Na Idade Média, para os católicos de Fé muito intensa e de grande espírito de sacrifício, faltou algo muito profundo. Aceitavam a cruz e a carregavam garbosamente, mas não estavam compenetrados, de um modo consciente e explícito, de que a cruz não era na vida apenas uma contingência irremediável, devido às árduas circunstâncias que não conseguiam remover; de que a vida trabalhosa e difícil da Cristandade era inevitável, não porque há mouros, pagãos e inimigos de outra natureza, mas porque a vida do católico é penosa em sua essência mesma, após o pecado original, e corre sobre um leito falso quando não é árdua.
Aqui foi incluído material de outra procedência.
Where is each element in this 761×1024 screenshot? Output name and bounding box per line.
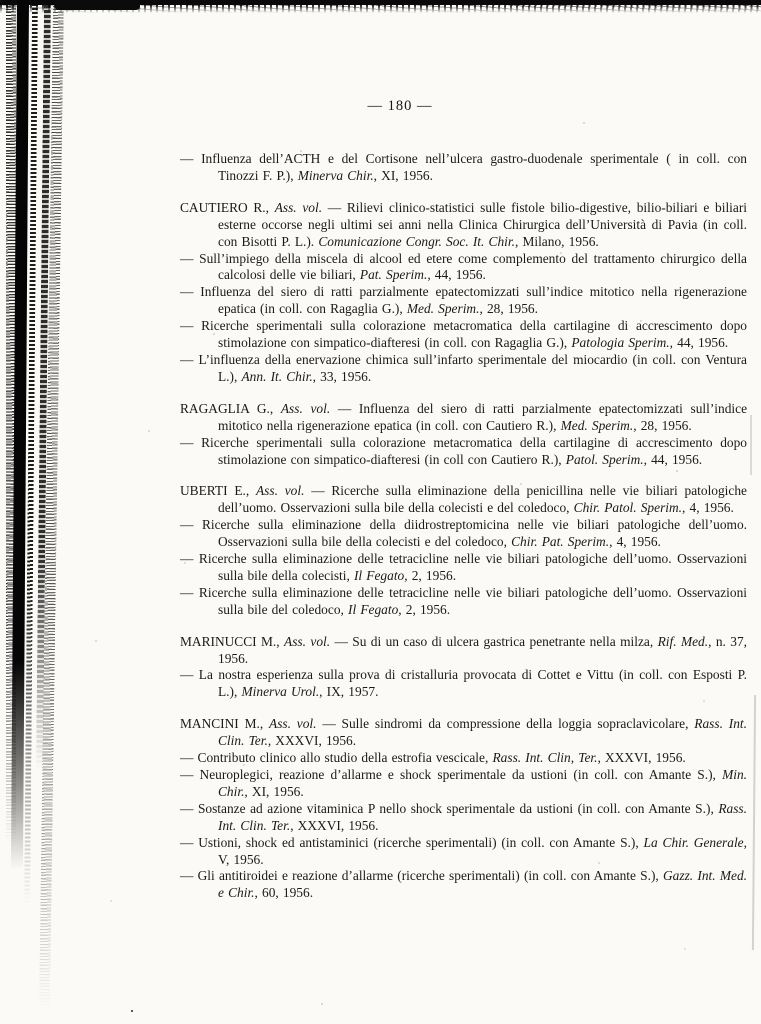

Cessadas as provações, deveriam ter entrado na vida nova com um verdadeiro pânico de perderem o amor à cruz, um verdadeiro pânico de perderem o senso do sacrifício.

O perigo começa com a vitória!

Tratava-se de se organizarem dentro da vitória com maior temor ainda do que quando na luta, percebendo que teriam dificuldades muito maiores para perseverar no período da descompressão do que no da provação.

Deveria ter sido esta a matéria para que os púlpitos ressoassem, os confessionários apertassem as cravelhas, para que todas as pessoas responsáveis pela vida espiritual da sociedade cristã se manifestassem insistentes: O perigo vem com a vitória! É exatamente esta a hora do desfibramento. Ganhar a vitória depois de ter vencido a guerra, em circunstâncias destas, é o grande problema.

Em tudo quanto folheamos a respeito dos séculos XIII e XIV, nada encontramos que indicasse o receio do abuso da vitória; não encontramos a ideia explícita de que nesta hora é preciso tomar redobrado cuidado. A vida do católico é uma luta perpétua, e se não houver luta ele regride! Não havendo luta é sinal de que a derrota começou!

Continua no próximo número…

(Extraído de conferência de maio de 1959)

1) Cfr. Revolução e Contra-Revolução, cap. III, 5, A

2) Bandidos que viviam nos bueiros de Paris, no início do século XX.

3) François Villon, pseudônimo de François de Montcorbier ou François des Loges (1431-1463), foi um dos maiores poetas franceses da Idade Média. Ladrão, boêmio e ébrio, é considerado precursor dos poetas malditos do Romantismo.